A follow-up study, KARDIA-3, is now underway to test the efficacy and safety of zilebesiran in patients with hypertension uncontrolled on two to four blood pressure medications who have high cardiovascular risk or advanced chronic kidney disease. 

"More studies are certainly needed, but if we can truly demonstrate safe and consistent reduction in blood pressure with two injections a year, this approach might dramatically alter the approach to managing hypertension in clinical practice," Desai said. 

Discussing the study at the American College of Cardiology late breaking clinical trials session, Nanette Wenger, MD, professor of medicine at Emory University School of Medicine, Atlanta, Georgia, said she was "very excited about this new and different approach to therapy."

Wenger noted that only about a quarter of patients in the United States have control of their blood pressure, and this contributes so much to morbidity and mortality.

"While some of this may be a clinical issue of suboptimal titration, I think a great deal of it is because patients get bored with taking medications and don't continue to take them on a regular basis. This new approach where patients could achieve better control with a subcutaneous injection every 6 months could solve this problem," she commented. 
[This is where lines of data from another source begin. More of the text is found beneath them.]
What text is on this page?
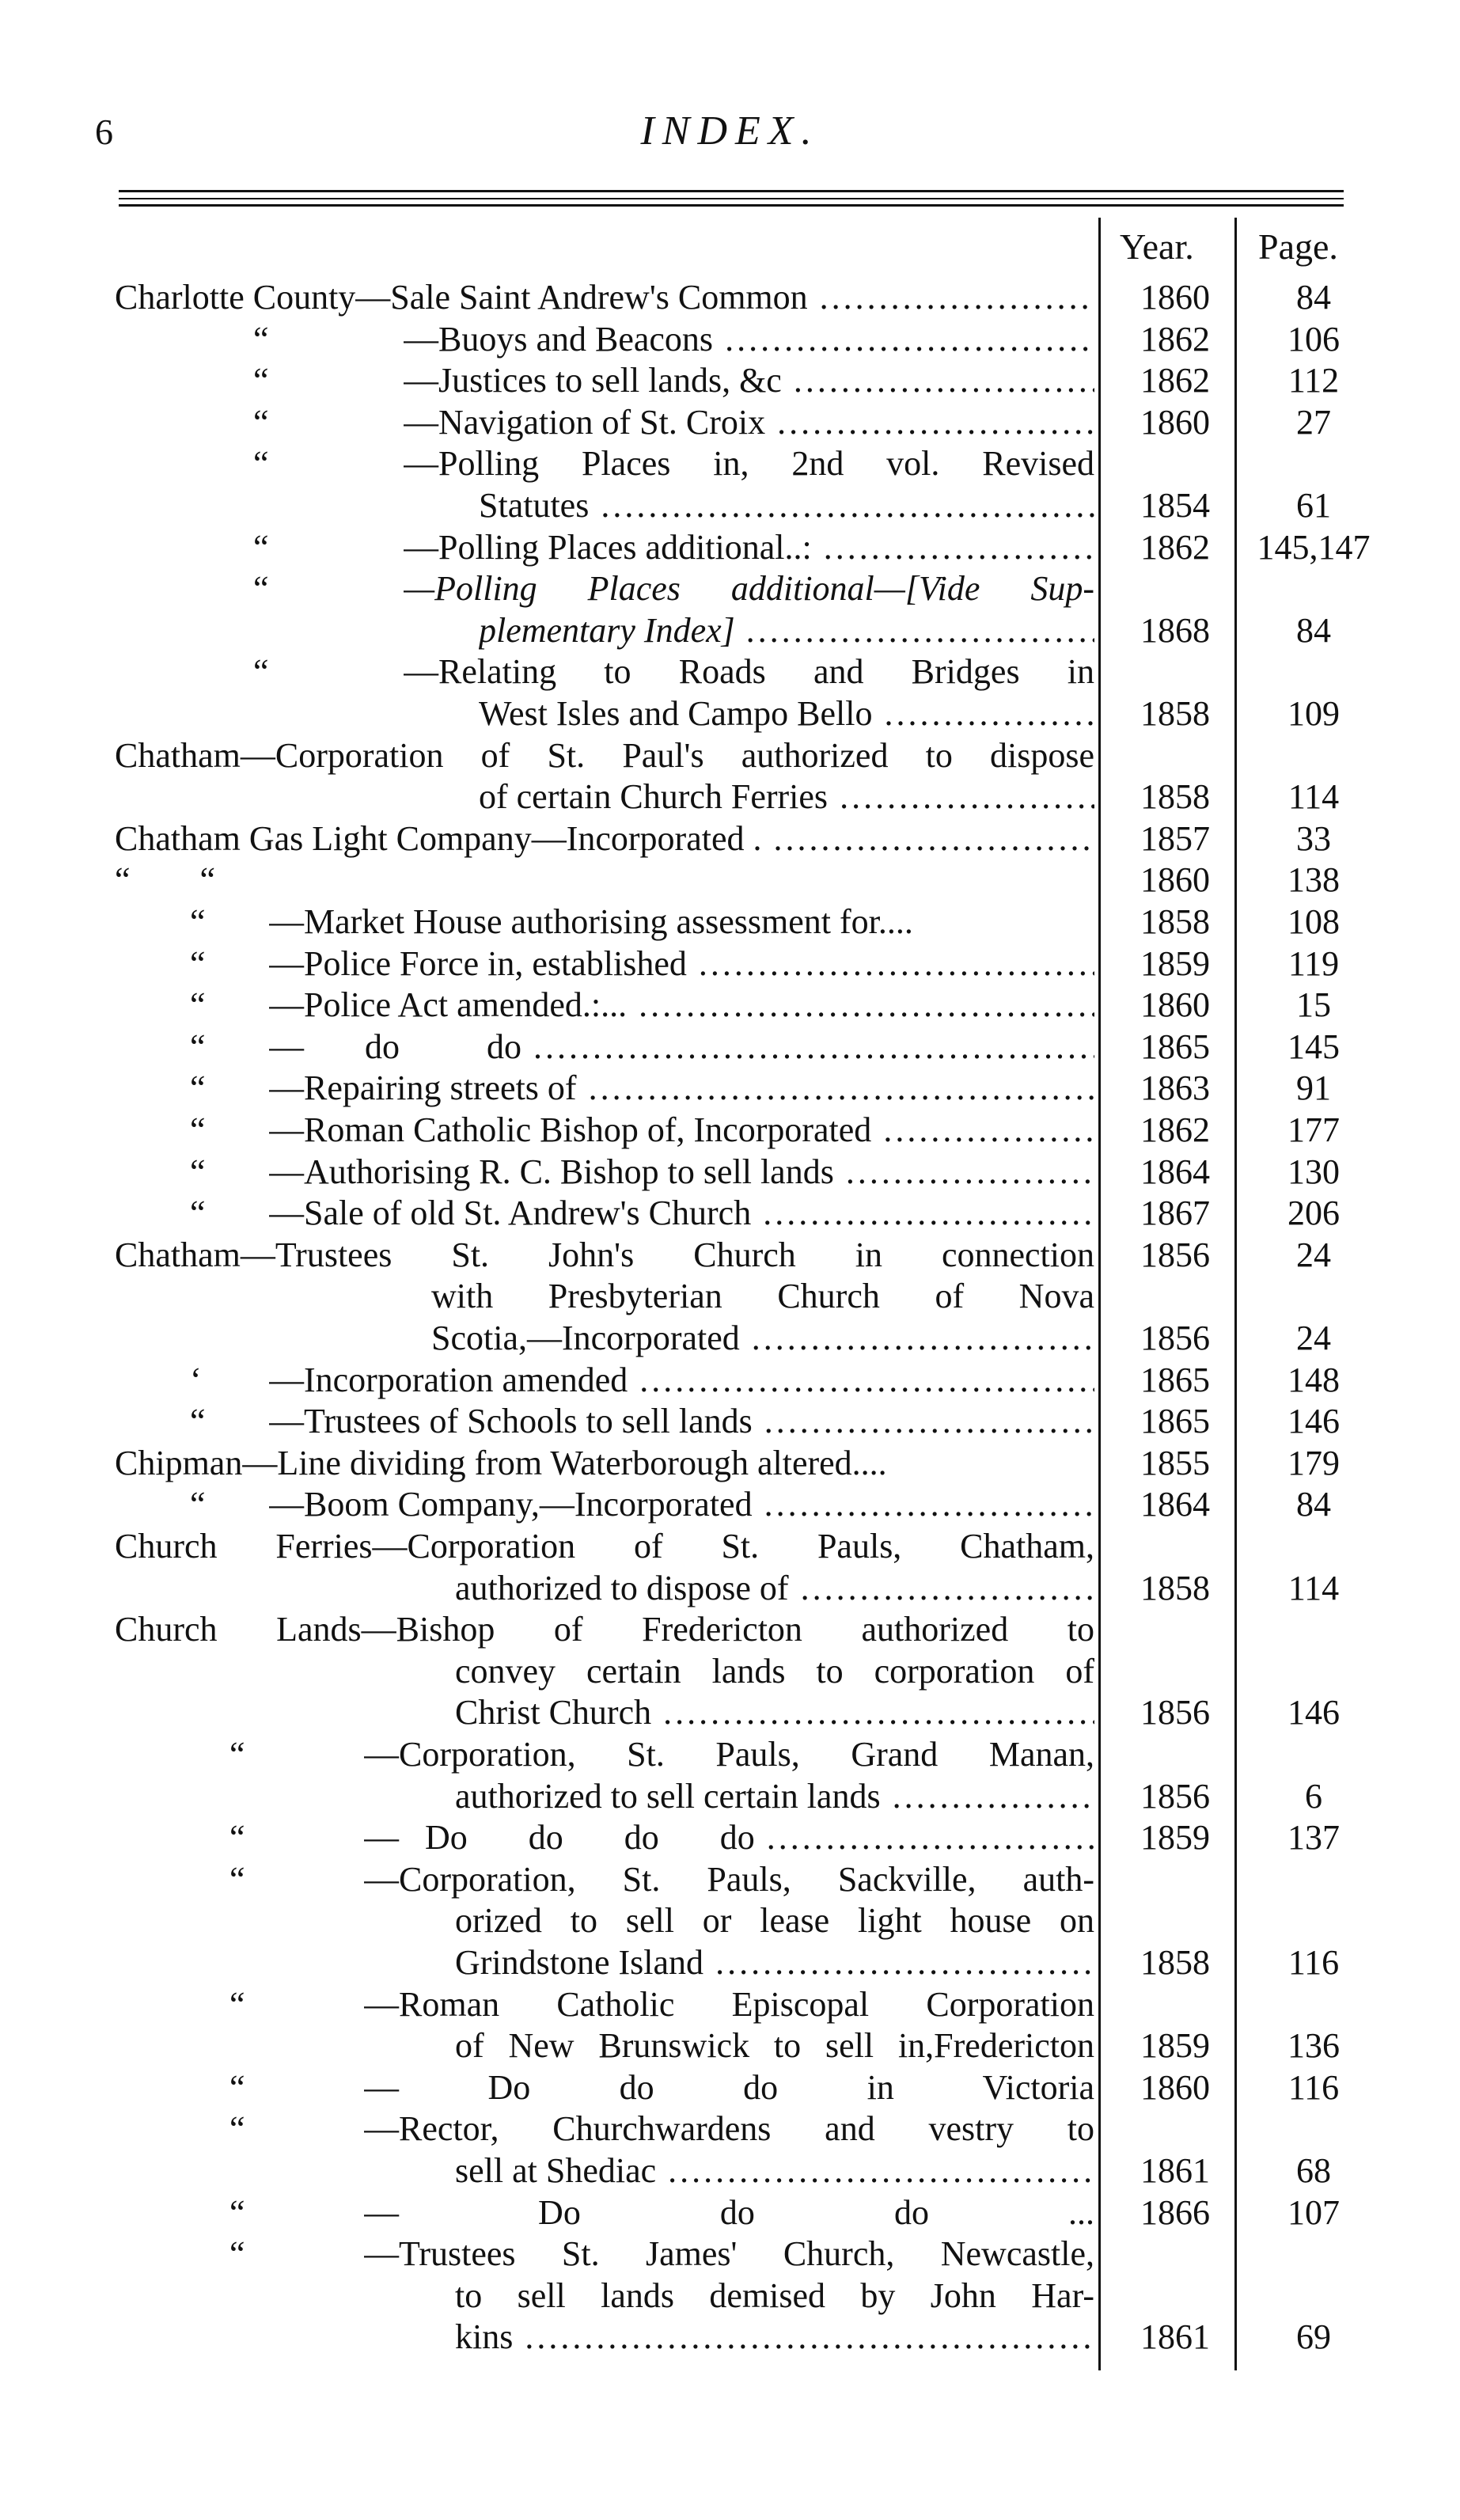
6	INDEX.
Year. Page.
Charlotte County—Sale Saint Andrew's Common .....	1860	84
“	—Buoys and Beacons .....	1862	106
“	—Justices to sell lands, &c .....	1862	112
“	—Navigation of St. Croix .....	1860	27
“	—Polling Places in, 2nd vol. Revised
Statutes .....	1854	61
“	—Polling Places additional..: .....	1862	145,147
“	—Polling Places additional—[Vide Sup-
plementary Index] .....	1868	84
“	—Relating to Roads and Bridges in
West Isles and Campo Bello .....	1858	109
Chatham—Corporation of St. Paul's authorized to dispose
of certain Church Ferries .....	1858	114
Chatham Gas Light Company—Incorporated . .....	1857	33
“        “	1860	138
“ —Market House authorising assessment for....	1858	108
“ —Police Force in, established .....	1859	119
“ —Police Act amended.:... .....	1860	15
“ —       do          do .....	1865	145
“ —Repairing streets of .....	1863	91
“ —Roman Catholic Bishop of, Incorporated .....	1862	177
“ —Authorising R. C. Bishop to sell lands .....	1864	130
“ —Sale of old St. Andrew's Church .....	1867	206
Chatham—Trustees St. John's Church in connection	1856	24
with Presbyterian Church of Nova
Scotia,—Incorporated .....	1856	24
‘ —Incorporation amended .....	1865	148
“ —Trustees of Schools to sell lands .....	1865	146
Chipman—Line dividing from Waterborough altered....	1855	179
“ —Boom Company,—Incorporated .....	1864	84
Church Ferries—Corporation of St. Pauls, Chatham,
authorized to dispose of .....	1858	114
Church Lands—Bishop of Fredericton authorized to
convey certain lands to corporation of
Christ Church .....	1856	146
“	—Corporation, St. Pauls, Grand Manan,
authorized to sell certain lands .....	1856	6
“	—   Do       do       do       do .....	1859	137
“	—Corporation, St. Pauls, Sackville, auth-
orized to sell or lease light house on
Grindstone Island .....	1858	116
“	—Roman Catholic Episcopal Corporation
of New Brunswick to sell in,Fredericton	1859	136
“	— Do do do in Victoria	1860	116
“	—Rector, Churchwardens and vestry to
sell at Shediac .....	1861	68
“	— Do do do ...	1866	107
“	—Trustees St. James' Church, Newcastle,
to sell lands demised by John Har-
kins .....	1861	69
"I'm also pleased that there didn't seem to be any safety signals in this trial," she added. 

Wenger also asked about patient acceptance of an injectable for hypertension. 

Desai replied that the willingness of patients to self-administer a subcutaneous injection has increased in recent years, with several such medications now available. "It is an easy procedure, and I think it is a barrier that can be overcome," he said. 

The study was funded by Alnylam Pharmaceuticals, the manufacturer of zilebesiran.